Through Apple's platform, iPhone users can converse with businesses through iMessage to ask a question, schedule an appointment or place an order. For participating businesses, their search results in Safari, Maps, Spotlight and Siri will feature an iMessage icon, allowing customers to start a chat with one tap.

"If you're trying to be customer-centric and you've got a lot of customers who are Apple users, if this mode [Business Chat] takes for them, then you've got to support it," said Jon Arnold, principal of Toronto-based research and analysis firm J Arnold & Associates.

Apple has released a developer preview of Business Chat and is accepting online registrations from businesses that want to use it in the future. The company has partnered with four customer service vendors -- LivePerson, Genesys, Salesforce and Nuance -- to support the platform's beta release with the iOS 11.3 upgrade this spring. Discover, Hilton Hotels and Resorts, Lowe's and Wells Fargo will be among the businesses to deploy it.

Companies using Apple Business Chat will find that unlike competing platforms Facebook Business Messenger, WhatsApp, WeChat, Line and Kakao Talk, the Apple service is "baked into the surrounding operating system," said Keith Dawson, principal analyst for customer experience and commerce with 451 Research.

"It means that for anyone who's not an Android user, it's ever present on their device as a contact mode," Dawson said. Rivals, on the other hand, will have the additional hurdle of convincing consumers to download their apps.

Apple Business Chat

Apple Business Chat release could accelerate a restructuring of contact centers

In a 2017 survey by Nemertes Research, based in Mokena, Ill., 27% of 225 participating companies said they planned to support social messaging services like WhatsApp, Facebook Business Messenger and Apple Business Chat as customer engagement channels.
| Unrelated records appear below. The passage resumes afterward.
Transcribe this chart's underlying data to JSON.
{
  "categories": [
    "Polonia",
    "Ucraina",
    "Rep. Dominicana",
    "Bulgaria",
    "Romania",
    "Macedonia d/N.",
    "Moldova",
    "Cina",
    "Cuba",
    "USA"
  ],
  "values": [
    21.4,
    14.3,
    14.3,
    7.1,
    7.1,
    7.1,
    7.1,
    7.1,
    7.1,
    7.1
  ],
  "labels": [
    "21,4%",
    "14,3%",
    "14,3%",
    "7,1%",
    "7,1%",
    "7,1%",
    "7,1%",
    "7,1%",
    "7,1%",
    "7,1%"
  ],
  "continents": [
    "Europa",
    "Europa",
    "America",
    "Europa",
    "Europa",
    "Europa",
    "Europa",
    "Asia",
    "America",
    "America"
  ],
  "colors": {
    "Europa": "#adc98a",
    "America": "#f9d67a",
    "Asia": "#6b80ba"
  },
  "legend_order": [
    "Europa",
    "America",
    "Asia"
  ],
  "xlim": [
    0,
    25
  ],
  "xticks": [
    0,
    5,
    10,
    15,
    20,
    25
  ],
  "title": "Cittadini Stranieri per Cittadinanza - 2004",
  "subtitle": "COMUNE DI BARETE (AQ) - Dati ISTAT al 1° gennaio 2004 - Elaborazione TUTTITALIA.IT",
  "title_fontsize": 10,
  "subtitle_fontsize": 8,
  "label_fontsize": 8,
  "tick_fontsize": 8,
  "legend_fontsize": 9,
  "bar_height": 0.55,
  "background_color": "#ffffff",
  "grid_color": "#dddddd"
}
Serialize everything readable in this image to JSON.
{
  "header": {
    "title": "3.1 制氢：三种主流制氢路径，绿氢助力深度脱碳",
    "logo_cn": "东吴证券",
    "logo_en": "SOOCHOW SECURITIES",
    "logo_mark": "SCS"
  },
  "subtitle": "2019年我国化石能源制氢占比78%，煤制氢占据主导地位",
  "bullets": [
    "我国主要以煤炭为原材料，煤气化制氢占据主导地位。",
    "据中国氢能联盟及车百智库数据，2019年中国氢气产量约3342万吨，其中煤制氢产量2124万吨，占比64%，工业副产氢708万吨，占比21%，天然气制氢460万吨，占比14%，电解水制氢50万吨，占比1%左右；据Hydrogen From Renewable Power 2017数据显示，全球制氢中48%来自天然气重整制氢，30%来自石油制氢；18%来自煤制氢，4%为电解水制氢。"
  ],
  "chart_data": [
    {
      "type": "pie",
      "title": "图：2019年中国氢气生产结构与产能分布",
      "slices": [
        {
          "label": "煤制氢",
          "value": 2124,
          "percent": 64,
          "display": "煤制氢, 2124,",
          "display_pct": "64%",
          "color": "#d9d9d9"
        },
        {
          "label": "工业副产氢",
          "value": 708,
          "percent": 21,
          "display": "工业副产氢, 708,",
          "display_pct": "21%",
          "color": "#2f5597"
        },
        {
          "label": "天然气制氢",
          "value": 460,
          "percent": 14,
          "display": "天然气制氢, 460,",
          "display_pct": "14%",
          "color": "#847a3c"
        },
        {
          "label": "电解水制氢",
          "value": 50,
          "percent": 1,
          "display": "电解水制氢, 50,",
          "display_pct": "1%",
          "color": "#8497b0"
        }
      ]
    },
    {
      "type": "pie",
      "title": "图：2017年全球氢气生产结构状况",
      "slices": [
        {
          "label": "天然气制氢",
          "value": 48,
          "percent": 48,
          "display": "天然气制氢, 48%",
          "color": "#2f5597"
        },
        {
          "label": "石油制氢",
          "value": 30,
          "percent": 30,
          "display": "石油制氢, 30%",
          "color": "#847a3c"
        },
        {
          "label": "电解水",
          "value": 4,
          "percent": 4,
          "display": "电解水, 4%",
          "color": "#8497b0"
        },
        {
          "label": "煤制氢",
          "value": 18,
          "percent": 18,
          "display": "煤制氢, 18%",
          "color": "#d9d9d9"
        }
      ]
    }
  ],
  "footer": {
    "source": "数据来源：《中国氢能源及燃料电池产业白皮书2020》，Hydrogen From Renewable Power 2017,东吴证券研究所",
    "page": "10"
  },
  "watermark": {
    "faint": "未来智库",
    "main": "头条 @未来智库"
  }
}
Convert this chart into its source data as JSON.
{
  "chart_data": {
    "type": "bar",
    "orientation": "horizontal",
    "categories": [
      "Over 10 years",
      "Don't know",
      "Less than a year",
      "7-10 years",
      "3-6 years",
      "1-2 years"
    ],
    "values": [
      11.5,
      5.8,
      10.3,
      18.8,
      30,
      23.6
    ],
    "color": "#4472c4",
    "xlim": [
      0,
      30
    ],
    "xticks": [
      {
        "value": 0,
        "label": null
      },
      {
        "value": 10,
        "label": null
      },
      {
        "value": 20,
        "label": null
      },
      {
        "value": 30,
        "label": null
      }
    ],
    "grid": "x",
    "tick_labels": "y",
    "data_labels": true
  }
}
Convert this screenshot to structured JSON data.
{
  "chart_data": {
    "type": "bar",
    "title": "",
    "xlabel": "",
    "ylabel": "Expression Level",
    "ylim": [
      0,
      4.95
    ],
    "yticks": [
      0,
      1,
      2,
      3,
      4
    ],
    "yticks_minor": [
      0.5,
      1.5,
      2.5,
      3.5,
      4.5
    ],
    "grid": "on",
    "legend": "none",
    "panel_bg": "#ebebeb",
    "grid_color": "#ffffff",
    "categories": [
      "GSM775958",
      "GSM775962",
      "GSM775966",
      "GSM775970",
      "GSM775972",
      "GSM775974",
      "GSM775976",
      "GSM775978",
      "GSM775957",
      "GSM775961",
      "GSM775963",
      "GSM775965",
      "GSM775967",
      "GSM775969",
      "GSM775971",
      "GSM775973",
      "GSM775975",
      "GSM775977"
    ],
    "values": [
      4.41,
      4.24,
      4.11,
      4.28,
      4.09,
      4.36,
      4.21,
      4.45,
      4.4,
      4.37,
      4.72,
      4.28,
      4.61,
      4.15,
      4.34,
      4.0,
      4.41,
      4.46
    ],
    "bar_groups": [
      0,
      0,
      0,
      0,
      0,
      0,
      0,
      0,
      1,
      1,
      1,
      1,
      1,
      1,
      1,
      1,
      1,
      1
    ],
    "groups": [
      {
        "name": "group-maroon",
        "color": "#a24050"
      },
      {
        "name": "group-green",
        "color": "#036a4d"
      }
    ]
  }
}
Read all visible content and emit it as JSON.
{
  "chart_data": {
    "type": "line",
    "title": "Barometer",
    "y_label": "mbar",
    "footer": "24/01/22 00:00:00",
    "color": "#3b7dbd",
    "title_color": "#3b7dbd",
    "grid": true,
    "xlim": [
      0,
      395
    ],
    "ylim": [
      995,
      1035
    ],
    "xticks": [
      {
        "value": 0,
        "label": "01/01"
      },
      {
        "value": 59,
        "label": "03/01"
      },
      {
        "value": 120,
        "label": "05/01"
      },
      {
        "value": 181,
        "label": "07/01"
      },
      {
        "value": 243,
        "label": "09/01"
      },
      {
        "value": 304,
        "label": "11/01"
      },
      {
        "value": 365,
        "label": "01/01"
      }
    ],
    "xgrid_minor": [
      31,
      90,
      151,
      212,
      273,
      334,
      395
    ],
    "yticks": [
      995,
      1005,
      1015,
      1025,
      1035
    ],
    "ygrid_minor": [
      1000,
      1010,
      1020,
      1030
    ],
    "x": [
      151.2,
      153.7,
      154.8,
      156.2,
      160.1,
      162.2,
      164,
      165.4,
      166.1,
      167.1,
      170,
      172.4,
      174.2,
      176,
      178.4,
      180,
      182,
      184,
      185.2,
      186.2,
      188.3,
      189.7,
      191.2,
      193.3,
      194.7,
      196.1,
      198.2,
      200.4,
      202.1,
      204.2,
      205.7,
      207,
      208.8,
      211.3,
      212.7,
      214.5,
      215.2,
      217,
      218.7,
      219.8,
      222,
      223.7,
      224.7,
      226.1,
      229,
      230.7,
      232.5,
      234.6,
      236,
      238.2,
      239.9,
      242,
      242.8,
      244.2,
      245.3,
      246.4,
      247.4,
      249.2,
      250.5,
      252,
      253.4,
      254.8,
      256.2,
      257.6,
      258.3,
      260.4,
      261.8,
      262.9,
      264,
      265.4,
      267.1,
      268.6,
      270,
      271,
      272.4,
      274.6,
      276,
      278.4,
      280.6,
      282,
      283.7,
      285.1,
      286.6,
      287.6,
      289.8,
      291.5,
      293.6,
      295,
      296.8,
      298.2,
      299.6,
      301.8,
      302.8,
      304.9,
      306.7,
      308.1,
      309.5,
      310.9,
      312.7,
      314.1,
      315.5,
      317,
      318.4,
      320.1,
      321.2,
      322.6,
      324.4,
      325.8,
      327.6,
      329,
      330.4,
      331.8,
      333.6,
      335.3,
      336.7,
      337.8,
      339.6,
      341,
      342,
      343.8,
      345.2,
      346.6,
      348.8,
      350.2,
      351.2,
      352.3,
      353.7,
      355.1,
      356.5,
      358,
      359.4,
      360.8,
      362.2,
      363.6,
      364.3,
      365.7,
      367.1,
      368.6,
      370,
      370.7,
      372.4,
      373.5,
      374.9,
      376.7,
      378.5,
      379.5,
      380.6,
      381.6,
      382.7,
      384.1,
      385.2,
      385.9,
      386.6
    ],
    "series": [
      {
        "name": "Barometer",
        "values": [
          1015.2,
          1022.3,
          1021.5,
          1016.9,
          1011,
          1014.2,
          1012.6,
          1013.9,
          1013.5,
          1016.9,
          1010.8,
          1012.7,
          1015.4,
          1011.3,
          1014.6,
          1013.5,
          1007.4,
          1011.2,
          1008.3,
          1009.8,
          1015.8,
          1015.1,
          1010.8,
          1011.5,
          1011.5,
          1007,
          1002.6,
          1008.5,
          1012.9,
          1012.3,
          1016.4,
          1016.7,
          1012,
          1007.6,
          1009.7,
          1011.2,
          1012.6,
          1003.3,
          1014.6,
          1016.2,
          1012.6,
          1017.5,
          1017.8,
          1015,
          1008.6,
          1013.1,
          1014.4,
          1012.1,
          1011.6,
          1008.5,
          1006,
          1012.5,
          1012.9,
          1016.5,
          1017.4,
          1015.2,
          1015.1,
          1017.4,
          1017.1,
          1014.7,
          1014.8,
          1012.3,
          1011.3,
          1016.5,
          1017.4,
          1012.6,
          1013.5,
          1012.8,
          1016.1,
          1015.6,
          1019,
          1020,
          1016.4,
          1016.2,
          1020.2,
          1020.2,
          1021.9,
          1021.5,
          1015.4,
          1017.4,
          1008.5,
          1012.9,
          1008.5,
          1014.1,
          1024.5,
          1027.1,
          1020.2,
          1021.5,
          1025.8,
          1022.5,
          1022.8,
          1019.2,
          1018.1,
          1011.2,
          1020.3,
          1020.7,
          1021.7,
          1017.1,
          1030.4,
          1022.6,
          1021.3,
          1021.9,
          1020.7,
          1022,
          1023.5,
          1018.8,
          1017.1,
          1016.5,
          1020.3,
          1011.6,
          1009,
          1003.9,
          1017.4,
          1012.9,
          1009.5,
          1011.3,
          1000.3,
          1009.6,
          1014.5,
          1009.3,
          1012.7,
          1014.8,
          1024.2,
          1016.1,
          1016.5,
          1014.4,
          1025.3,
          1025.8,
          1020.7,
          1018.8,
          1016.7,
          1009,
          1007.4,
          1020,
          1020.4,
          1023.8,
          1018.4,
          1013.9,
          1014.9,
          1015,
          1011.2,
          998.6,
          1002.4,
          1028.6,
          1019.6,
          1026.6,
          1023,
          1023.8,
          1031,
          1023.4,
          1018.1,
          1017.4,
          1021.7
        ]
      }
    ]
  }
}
"So, I see the Apple announcement as a positive development, as companies look for new ways to engage with customers, especially among a younger demographic that is more reliant on their cellphone than a traditional web browser for shopping," said Nemertes analyst Irwin Lazar.

Social media and chat apps are contributing to a "fundamental rethinking of how businesses engage with customers," Dawson said. Contact centers are beginning to work more closely with marketing and sales teams to make sure the company is taking advantage of the customer connections these platforms offer.

The standout connection Apple has with its customers is Apple Pay

"If Apple didn't have Apple Pay, [Business Chat] wouldn't be as interesting, because that's one of the things that the contact-center experience can't deliver as seamlessly," Arnold said.

An interaction initiated by a customer asking a question could end with a product sale, facilitated by an Apple Pay thumbprint within the iMessage chat. This should motivate companies to invest more in their contact centers, which have the potential to become revenue-generators.

Nevertheless, Apple and other chat platform providers will have to show a solid return on investment before contact centers deploy the technology broadly.

"The last thing contact centers want to do is have to jump for the next shiny ball and just try the next thing that comes along," Arnold said. "They can only handle so many platforms in the business, and they can only adapt to so many new things at a time."